When grown men play for money -- that's what professional sports is, right? -- there's no such thing as a good loss. But given the Giants' sinking fortunes, this was about as close to a good loss as can be imagined.
"It was really spectacular to even be in that situation," Pence said. "We fought hard. ... That's what this game's about."
Washington forced the Giants to scramble by surging ahead, 6-1, with a five-run fourth inning off Tim Lincecum. The uprising featured two infield hits, including Jayson Werth's swinging bunt toward third base, and Kurt Suzuki's run-scoring bloop single. Lincecum's only true lapse was a 2-2 fastball that rookie Anthony Rendon belted for a two-run, bases-loaded double.

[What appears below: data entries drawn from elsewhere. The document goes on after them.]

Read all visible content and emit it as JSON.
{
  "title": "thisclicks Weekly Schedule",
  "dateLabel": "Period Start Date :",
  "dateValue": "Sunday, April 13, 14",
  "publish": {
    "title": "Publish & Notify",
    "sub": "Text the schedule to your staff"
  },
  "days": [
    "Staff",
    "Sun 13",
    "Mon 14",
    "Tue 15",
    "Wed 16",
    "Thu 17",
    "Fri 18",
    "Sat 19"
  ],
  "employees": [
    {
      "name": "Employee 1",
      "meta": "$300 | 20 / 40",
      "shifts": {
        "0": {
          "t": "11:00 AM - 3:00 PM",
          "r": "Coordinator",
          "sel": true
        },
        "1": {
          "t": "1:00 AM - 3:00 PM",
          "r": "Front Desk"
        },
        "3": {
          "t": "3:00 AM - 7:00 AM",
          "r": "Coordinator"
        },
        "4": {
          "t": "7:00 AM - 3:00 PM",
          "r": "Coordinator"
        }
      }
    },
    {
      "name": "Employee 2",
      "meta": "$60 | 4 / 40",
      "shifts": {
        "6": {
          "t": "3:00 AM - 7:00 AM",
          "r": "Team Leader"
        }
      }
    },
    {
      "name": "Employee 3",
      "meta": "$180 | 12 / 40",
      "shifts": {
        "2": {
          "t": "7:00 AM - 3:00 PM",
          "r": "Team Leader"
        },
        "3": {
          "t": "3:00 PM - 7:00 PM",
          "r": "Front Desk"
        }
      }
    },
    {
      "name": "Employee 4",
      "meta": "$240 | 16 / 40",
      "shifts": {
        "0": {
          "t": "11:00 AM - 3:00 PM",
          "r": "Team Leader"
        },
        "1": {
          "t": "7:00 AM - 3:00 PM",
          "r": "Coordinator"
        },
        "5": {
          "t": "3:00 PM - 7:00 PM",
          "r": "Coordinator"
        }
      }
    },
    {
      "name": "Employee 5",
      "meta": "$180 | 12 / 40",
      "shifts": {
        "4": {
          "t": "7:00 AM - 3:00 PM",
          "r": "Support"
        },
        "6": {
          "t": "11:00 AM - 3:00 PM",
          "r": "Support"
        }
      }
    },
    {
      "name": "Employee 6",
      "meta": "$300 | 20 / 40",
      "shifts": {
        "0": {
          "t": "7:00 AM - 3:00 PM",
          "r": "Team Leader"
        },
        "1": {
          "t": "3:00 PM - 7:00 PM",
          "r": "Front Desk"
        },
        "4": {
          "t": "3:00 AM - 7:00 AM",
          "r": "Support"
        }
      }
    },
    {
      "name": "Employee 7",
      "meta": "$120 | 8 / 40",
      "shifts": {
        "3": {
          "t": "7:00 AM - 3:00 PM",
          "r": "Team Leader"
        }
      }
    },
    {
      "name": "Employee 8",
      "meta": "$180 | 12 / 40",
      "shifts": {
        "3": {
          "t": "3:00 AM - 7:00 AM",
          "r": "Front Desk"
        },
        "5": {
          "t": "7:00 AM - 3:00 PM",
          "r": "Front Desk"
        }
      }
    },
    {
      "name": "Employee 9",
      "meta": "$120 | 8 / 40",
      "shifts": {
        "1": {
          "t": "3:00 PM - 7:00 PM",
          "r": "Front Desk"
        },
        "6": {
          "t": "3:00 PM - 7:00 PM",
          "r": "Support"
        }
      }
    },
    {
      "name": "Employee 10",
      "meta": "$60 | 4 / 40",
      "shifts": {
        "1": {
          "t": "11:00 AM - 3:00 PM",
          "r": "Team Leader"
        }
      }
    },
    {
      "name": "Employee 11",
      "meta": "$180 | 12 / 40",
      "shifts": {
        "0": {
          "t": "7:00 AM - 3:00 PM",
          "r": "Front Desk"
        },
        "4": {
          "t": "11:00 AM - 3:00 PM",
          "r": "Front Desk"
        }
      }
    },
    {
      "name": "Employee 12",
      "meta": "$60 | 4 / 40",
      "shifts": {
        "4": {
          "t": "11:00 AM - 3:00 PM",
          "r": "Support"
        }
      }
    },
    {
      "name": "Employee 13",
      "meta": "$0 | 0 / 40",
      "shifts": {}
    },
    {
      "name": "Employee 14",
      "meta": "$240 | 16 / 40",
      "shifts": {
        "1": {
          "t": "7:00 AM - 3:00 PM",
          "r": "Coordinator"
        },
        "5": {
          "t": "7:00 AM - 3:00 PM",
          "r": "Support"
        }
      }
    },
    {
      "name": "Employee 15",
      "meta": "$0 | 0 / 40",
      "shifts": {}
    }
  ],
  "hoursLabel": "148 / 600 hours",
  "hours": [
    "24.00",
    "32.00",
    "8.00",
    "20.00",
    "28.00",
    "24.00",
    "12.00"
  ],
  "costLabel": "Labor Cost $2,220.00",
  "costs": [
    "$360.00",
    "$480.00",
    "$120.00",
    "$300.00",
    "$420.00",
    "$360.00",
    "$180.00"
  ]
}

"That's horrible luck," Giants manager Bruce Bochy said, referring to Lincecum's performance. "He had good stuff."
Washington's outburst prompted the Giants' seventh loss in a row at Nationals Park, dating back to 2011. But the reigning World Series champions showed some of their pluck before being counted out.
The Nationals needed three pitchers to weather the eighth, when the Giants scored three runs. With one out, Belt clobbered his 13th homer of the season. The drive was made impressive by its distance -- it landed with a thud on an unoccupied seat in the second deck in right field -- and by the fact that the left-handed-swinging Belt victimized a left-handed pitcher, Ian Krol.
"That certainly helped bring the guys back to life," Bochy said.
In came Ryan Mattheus, who surrendered Posey's single, Pence's infield hit and Pablo Sandoval's two-run double, a line drive to the right-center-field gap. It was Sandoval's third hit, exceeding his total for the previous seven games (2-for-23).
"We've got to get Pablo going," Bochy said before the game. "He's such a big part of this offense. He's probably going through one of the toughest skids he's gone through."
Sandoval acknowledged after the game that he has been late on fastballs he typically crushes.
"I've been doing everything I can to get back," he said.
Tyler Clippard struck out Roger Kieschnick and Gregor Blanco to end the eighth, but the Giants weren't finished. Pinch-hitter Hector Sanchez christened the ninth by singling off Nationals closer Rafael Soriano, who retired the next two hitters. Then Belt singled home pinch-runner Andres Torres. Posey also singled, sending Pence to the plate for the dramatic conclusion.
Belt recognized Pence's solid contact immediately.
"Being on second base, I could see he stayed on the ball really well and put a good swing on the ball," Belt said.
Span was playing Pence in right-center field, which made his chase more challenging.
"I thought it was in the gap and it was a long, long way from him," said Pence, who hadn't seen a television replay of Span's catch. "He apparently made a spectacular play. I was shocked."
Said Span, "Off the bat, I actually took a false step, kind of stepped in a little bit and I just broke for the ball and put my head down two or three steps, and I was able to come up with the ball."
Afterward, Bochy walked through the clubhouse and praised players for their effort. He ducked into the training room to comfort the physically sore Giants, then approached Lincecum and shook his hand.
"They fought so hard," Bochy said. "It's a shame they couldn't get a break."
Or, as Pence said, "If it was Candyland every year and you won the World Series every year, who would want to watch?"